Archive for the 'Creationism' Category

As in Worst Article of the Year?

Saturday, June 14th, 2008

Not long ago, Conservapedia named their article on atheism as their article of the year. A YouTube user named Shane Killian has produced a video to examine that article and see just how good it really is:


(YouTube page is here)

In that video, he references an earlier video he made on Intelligent Design creationism. Here it is, for your enjoyment:


(YouTube page is here)

For the Confused

Friday, June 13th, 2008

How to ID ID

I know it can be hard sometimes to tell the difference between science and religion, so to help you figure it out, I present this easy study aid.

I found this over at the excellent but dormant Red State Rabbble. I had to overshrink the thing to make it fit within my margins. You can see the original version here.

God Did Not Make Klingons

Monday, June 2nd, 2008

An Article by Guest-Writer ParrotLover77

[Note: My life is momentarily complicated by a Michelle Duggar paternity suit.
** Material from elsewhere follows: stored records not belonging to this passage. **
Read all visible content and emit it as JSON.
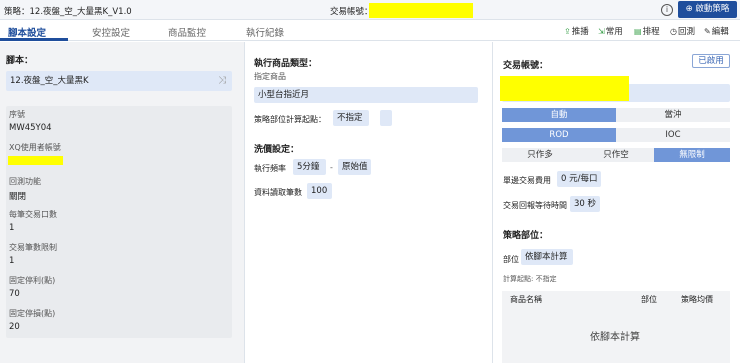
{
  "topbar": {
    "strategy": "策略：12.夜盤_空_大量黑K_V1.0",
    "account_label": "交易帳號：",
    "info_icon": "info-icon",
    "start_button": "⊕ 啟動策略"
  },
  "tabs": [
    "腳本設定",
    "安控設定",
    "商品監控",
    "執行紀錄"
  ],
  "tools": [
    {
      "icon": "push-icon",
      "label": "推播"
    },
    {
      "icon": "favorite-icon",
      "label": "常用"
    },
    {
      "icon": "schedule-icon",
      "label": "排程"
    },
    {
      "icon": "backtest-icon",
      "label": "回測"
    },
    {
      "icon": "edit-icon",
      "label": "編輯"
    }
  ],
  "left": {
    "script_label": "腳本：",
    "script_value": "12.夜盤_空_大量黑K",
    "serial_label": "序號",
    "serial_value": "MW45Y04",
    "xq_user_label": "XQ使用者帳號",
    "backtest_label": "回測功能",
    "backtest_value": "關閉",
    "lot_label": "每筆交易口數",
    "lot_value": "1",
    "limit_label": "交易筆數限制",
    "limit_value": "1",
    "take_profit_label": "固定停利(點)",
    "take_profit_value": "70",
    "stop_loss_label": "固定停損(點)",
    "stop_loss_value": "20"
  },
  "middle": {
    "product_type_label": "執行商品類型：",
    "specified_label": "指定商品",
    "specified_value": "小型台指近月",
    "position_calc_label": "策略部位計算起點：",
    "position_calc_value": "不指定",
    "wash_label": "洗價設定：",
    "freq_label": "執行頻率",
    "freq_value": "5分鐘",
    "freq_sep": "-",
    "freq_mode": "原始值",
    "bars_label": "資料讀取筆數",
    "bars_value": "100"
  },
  "right": {
    "account_label": "交易帳號：",
    "enabled_button": "已啟用",
    "mode_options": [
      "自動",
      "當沖"
    ],
    "order_options": [
      "ROD",
      "IOC"
    ],
    "direction_options": [
      "只作多",
      "只作空",
      "無限制"
    ],
    "fee_label": "單邊交易費用",
    "fee_value": "0 元/每口",
    "wait_label": "交易回報等待時間",
    "wait_value": "30 秒",
    "position_label": "策略部位：",
    "unit_label": "部位",
    "unit_value": "依腳本計算",
    "calc_start": "計算起點: 不指定",
    "table_headers": [
      "商品名稱",
      "部位",
      "策略均價"
    ],
    "table_empty": "依腳本計算"
  },
  "colors": {
    "primary": "#1f4e9c",
    "accent_on": "#7096d8",
    "highlight": "#ffff00"
  }
}
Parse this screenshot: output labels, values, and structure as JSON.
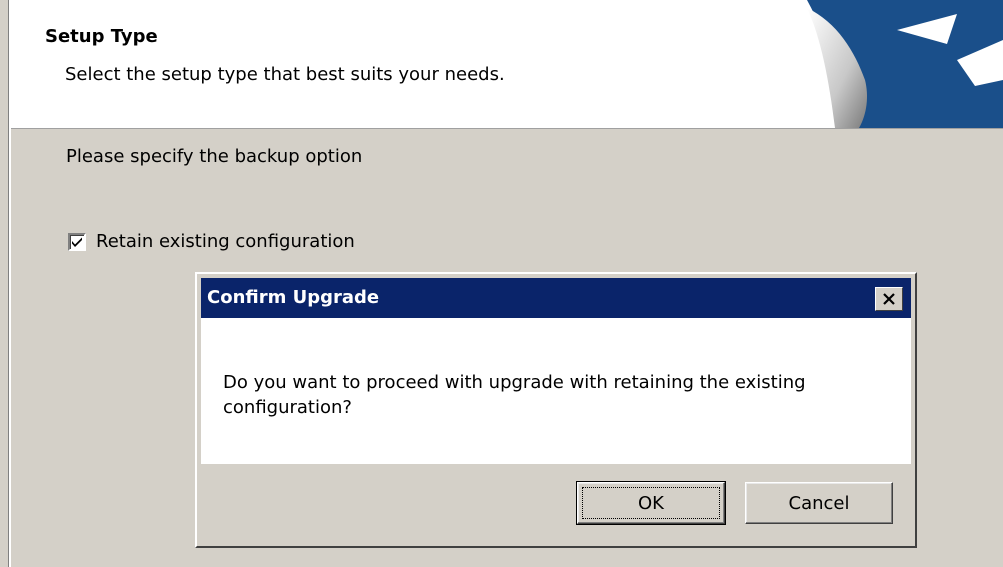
{
  "banner": {
    "title": "Setup Type",
    "subtitle": "Select the setup type that best suits your needs.",
    "logo_icon": "installer-logo-icon"
  },
  "body": {
    "section_label": "Please specify the backup option",
    "retain_checkbox": {
      "label": "Retain existing configuration",
      "checked": true
    }
  },
  "dialog": {
    "title": "Confirm Upgrade",
    "message": "Do you want to proceed with upgrade with retaining the existing configuration?",
    "ok_label": "OK",
    "cancel_label": "Cancel",
    "close_icon": "close-icon"
  },
  "colors": {
    "titlebar": "#0a246a",
    "dialog_face": "#d4d0c8",
    "logo_blue": "#1a4f8a"
  }
}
It’s going to take me a few days to settle up (ever wonder how they make ends meet?), so I won’t be able to blog. ParrotLover has graciously volunteered to help out. With his DNA, I should be able to get off the hook. In the meantime, please enjoy this article that he has written for us. Thank you, ParrotLover! You can also visit his own website. Buy some music. Look at parrots.

All of the artwork in this article is from the brilliant Heathen World. Visit them too.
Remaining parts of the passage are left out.